Something to Sing About
(source: "Jubilee Songbook", Girl Guides of Canada, 1971; words and
music by Oscar Brand.)
Chorus:
- From the Vancouver Island to the Alberta Highland
- 'Cross the Prairies, the lakes to Ontario's towers
- From the sound of Mount Royal's chimes, up to the Maritimes
- Something to sing about, this land of ours
I recently received another letter from a visitor to this site concerning the history of this song. Eliot Gardner writes:
I write regarding the comment [above] that the first line of Oscar Brand's wonderful song-of-praise of Canada ("Something to Sing About", also known in folk song circles as "This Land of Ours") could not be accurate because the Grand Banks of Newfoundland are underwater.
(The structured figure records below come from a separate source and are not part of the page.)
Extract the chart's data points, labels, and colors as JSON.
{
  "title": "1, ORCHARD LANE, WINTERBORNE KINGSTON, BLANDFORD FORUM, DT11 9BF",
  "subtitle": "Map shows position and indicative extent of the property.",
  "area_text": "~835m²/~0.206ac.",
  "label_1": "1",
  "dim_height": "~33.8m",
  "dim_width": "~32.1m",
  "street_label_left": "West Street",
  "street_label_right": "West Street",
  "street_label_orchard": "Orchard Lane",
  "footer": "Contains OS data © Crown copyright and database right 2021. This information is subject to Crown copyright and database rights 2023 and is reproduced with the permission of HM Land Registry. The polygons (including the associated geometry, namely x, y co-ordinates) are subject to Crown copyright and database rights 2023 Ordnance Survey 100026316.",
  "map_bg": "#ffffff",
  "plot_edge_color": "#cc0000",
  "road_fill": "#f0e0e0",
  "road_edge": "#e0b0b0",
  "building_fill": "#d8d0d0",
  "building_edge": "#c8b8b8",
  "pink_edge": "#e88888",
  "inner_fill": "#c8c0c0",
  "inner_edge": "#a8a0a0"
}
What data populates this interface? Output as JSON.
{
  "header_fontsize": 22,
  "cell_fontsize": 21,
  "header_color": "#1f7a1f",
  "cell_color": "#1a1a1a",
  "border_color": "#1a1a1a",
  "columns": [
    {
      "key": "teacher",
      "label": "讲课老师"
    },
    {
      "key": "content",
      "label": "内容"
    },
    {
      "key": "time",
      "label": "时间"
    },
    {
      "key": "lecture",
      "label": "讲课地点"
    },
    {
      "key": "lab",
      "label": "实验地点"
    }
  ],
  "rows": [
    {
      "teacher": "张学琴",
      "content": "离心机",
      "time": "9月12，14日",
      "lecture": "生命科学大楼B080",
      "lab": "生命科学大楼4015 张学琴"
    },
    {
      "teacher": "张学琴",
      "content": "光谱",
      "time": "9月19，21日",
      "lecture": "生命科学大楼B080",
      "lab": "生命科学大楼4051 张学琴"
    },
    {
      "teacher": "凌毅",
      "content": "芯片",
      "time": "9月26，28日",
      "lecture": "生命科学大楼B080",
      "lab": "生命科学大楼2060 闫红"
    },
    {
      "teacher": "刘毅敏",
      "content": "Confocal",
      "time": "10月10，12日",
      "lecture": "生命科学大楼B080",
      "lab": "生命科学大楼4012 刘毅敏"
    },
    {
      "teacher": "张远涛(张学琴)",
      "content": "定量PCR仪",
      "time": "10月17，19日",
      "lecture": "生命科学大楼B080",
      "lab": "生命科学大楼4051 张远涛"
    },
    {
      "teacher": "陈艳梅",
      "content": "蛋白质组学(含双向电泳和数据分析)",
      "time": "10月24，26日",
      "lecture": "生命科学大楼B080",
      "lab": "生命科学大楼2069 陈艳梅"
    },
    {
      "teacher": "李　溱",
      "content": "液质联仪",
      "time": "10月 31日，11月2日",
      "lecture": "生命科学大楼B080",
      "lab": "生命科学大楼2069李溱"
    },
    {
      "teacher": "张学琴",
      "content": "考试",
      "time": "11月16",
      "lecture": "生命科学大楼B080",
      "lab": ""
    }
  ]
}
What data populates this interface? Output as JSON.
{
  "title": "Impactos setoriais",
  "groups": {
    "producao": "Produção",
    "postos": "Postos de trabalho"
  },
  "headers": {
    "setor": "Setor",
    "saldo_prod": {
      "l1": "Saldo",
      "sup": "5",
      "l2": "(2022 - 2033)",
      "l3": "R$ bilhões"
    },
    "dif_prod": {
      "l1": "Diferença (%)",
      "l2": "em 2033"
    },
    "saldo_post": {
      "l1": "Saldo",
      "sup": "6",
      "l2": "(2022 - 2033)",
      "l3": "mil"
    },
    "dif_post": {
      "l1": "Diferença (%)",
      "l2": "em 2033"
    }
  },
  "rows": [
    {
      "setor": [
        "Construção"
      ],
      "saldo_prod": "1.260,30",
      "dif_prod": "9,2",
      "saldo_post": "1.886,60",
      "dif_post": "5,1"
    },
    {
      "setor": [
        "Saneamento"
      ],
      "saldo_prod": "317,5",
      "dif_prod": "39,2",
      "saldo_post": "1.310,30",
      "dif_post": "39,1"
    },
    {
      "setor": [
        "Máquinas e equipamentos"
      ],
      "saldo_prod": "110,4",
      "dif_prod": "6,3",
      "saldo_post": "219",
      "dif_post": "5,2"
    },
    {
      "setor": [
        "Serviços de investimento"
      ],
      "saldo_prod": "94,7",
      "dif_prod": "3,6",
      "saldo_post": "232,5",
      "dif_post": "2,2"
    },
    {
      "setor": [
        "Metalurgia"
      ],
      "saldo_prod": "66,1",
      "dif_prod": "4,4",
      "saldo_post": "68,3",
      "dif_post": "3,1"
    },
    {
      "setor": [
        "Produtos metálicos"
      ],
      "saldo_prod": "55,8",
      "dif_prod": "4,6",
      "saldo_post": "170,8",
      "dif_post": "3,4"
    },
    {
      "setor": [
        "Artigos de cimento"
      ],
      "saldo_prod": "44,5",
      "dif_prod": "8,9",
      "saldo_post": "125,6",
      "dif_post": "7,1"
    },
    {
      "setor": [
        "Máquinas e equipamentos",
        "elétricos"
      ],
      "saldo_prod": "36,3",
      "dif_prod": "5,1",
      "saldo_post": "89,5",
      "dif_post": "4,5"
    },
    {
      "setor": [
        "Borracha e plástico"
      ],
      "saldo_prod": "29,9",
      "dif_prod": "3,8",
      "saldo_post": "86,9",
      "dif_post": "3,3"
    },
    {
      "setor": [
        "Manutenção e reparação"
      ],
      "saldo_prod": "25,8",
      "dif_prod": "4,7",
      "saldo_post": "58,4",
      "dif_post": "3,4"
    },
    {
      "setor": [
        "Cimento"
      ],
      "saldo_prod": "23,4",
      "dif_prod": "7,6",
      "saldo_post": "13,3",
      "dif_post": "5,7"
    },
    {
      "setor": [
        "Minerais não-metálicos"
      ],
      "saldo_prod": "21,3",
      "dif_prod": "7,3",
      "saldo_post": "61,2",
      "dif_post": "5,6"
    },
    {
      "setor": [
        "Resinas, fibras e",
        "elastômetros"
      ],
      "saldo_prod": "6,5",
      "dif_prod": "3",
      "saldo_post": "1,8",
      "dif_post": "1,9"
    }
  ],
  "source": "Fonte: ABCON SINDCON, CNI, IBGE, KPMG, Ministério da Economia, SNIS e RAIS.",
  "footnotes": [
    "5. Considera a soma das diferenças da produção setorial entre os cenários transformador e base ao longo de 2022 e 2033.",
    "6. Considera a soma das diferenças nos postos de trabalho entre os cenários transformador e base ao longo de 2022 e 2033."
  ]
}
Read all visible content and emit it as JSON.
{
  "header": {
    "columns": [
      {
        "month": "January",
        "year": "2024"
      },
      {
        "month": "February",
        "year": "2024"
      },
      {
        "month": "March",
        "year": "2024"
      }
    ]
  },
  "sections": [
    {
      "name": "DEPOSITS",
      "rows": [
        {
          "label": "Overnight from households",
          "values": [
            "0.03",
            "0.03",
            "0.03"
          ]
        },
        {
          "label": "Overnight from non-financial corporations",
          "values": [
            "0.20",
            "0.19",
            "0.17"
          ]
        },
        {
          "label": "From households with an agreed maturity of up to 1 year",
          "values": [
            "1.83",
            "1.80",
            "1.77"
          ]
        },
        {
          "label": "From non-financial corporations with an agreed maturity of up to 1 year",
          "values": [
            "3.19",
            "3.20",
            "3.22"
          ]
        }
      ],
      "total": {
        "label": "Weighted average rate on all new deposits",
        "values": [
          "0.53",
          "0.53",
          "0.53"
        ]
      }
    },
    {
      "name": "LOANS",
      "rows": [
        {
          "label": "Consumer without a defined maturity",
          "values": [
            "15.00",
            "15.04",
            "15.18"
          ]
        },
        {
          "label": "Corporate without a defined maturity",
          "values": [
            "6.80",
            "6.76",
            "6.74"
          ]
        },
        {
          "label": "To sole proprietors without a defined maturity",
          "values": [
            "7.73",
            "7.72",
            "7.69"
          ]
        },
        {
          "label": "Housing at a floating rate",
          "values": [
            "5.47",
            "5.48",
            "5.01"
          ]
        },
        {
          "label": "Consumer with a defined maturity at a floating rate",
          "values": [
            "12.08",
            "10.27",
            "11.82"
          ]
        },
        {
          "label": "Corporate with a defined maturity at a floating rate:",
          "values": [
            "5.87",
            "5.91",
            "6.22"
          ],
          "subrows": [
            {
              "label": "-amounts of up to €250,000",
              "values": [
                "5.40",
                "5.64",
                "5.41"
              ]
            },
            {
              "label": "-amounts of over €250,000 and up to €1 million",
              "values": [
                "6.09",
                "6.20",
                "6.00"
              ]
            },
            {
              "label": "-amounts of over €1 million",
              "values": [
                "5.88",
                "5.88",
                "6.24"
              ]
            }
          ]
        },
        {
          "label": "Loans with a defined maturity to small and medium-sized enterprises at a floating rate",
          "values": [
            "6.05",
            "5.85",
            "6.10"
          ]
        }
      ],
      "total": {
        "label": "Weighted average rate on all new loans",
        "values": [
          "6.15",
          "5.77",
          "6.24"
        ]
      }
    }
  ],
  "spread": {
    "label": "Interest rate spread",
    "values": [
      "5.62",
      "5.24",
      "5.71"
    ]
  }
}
True, they ARE underwater most of the time. But, the Grand Banks are treacherously shallow in places, which is why such horrific waves build up on them during storms, especially nor'easters (as depicted so chillingly in the book and film "The Perfect Storm"). And, during extraordinary low tides (such as autumnal storm low tides), parts CAN get so shallow as to cause a Grand Banks long-line fishing boat to scrape bottom (if the skipper takes his/her eyes off the depth meter) and to even permit fishing crews to get out and walk. The same is true on George's Banks, off the coast of Nova Scotia and New England. After all, in nautical terminology, a "bank" is simply a huge shoal - a plateau submerged in shallow ocean waters. Both the Grand Banks and George's Banks are so shallow that they were both above water during the last ice age, when sea depths world-wide were lower than today.
As a sailor, I have personally got off my boat and walked knee-deep on George's Banks approximately 150 Km southeast of Yarmouth, NS. And a friend who is a professional fisherman says that he has seen trawler and long-liner boat crews standing dry-shod on sand in roughly the same area during extraordinary low tides. Since present-day sea depths are roughly the same on the Grand Banks and George's Banks, similar things are possible (although extremely rare) on the Grand Banks.
Bottom line? Oscar Brand (born and raised in Winnipeg) probably didn't know - when writing the song - how improbable his first line is. But not literally impossible. And, yes, "I have walked many a mile on the shores of Prince Edward Isle" is a very nice opening line also!